Hommage à l'abbé Emile MOREL

Dimanche 22 mai à La Varenne Saint-Hilaire

UN HOMMAGE EXCEPTIONNEL DE LA

COMMUNAUTE JUIVE DE SAINT-  MAUR A L’ABBE EMILE MOREL

Une plaque a été posée, dimanche 22 mai, à l’église Saint-Hilaire à la mémoire de l’ancien curé de la Varenne qui sauva une trentaine d’enfants juifs pendant la guerre

Dehors, la pluie n’a pas cessé de la journée…Une pluie de bénédictions. A moins que, comme l’a dit avec humour Moïse Cohen, les anges ne se soient mis à … pleurer ! Des pleurs de chagrin au souvenir des enfants juifs « martyrs » de la Varenne. Mais aussi des pleurs de joie pour cet hommage, exceptionnel et émouvant, rendu à l’abbé Emile Morel (1877-1947) qui sauva, en 1944, près d’une trentaine d’entre eux d’une déportation et d’une mort certaines. Un hommage qui a réuni, ce dimanche 22 mai devant l’église Saint-Hilaire, un grand nombre de Saints-Mauriens, élus et représentants d’associations, de paroisses, jeunes et vieux, juifs et chrétiens. 
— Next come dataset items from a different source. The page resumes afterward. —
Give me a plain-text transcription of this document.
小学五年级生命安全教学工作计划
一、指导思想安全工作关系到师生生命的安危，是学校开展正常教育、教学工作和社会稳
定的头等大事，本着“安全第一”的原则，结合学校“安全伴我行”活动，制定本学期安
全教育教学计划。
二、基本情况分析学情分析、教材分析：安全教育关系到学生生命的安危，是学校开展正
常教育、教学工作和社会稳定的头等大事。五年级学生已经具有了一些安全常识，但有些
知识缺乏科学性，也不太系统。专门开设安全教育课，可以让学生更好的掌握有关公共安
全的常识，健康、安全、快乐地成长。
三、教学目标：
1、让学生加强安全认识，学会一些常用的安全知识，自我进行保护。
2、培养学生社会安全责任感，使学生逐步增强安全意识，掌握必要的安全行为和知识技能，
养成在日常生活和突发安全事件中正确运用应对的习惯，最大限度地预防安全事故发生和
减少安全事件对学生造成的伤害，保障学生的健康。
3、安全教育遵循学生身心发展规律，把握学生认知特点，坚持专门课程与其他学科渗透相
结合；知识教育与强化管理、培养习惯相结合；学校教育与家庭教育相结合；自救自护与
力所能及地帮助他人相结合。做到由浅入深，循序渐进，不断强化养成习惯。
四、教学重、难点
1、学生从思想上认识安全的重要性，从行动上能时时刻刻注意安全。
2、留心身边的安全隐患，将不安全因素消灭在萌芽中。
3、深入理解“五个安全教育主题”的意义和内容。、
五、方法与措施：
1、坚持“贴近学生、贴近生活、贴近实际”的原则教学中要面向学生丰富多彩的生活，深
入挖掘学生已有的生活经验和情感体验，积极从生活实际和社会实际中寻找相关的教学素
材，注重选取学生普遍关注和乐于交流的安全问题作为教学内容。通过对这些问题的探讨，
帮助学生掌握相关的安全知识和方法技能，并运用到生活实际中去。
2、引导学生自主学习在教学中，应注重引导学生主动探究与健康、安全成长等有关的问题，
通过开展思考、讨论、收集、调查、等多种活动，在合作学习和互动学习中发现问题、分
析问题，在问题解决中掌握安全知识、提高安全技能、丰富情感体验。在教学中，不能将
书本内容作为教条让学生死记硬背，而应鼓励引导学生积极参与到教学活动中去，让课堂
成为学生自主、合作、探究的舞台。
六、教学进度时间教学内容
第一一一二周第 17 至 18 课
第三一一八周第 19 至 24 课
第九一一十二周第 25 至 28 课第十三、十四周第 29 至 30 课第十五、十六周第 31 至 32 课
Pleurs de peine et pleurs de joie, à l’unisson des paroles d’André Kaspi, historien et adjoint à la culture, qui évoque les « heures douloureuses » et les « heures glorieuses » de Saint-Maur sous la botte de l’occupant nazi. L’universitaire fait revivre l’atmosphère de la ville qui, en 1940, compte environ 50.000 habitants, dont 472 de confession juive, et qui paya son tribut à la guerre : bombardements, combats de rue, actes de résistance ou de collaboration, arrestations et déportations à Drancy, avant le « terminal » d’Auschwitz. Ce sont des « justes », comme l’abbé Emile Morel, « qui ont sauvé l’honneur de Saint-Maur et de la France », conclut André Kaspi très applaudi.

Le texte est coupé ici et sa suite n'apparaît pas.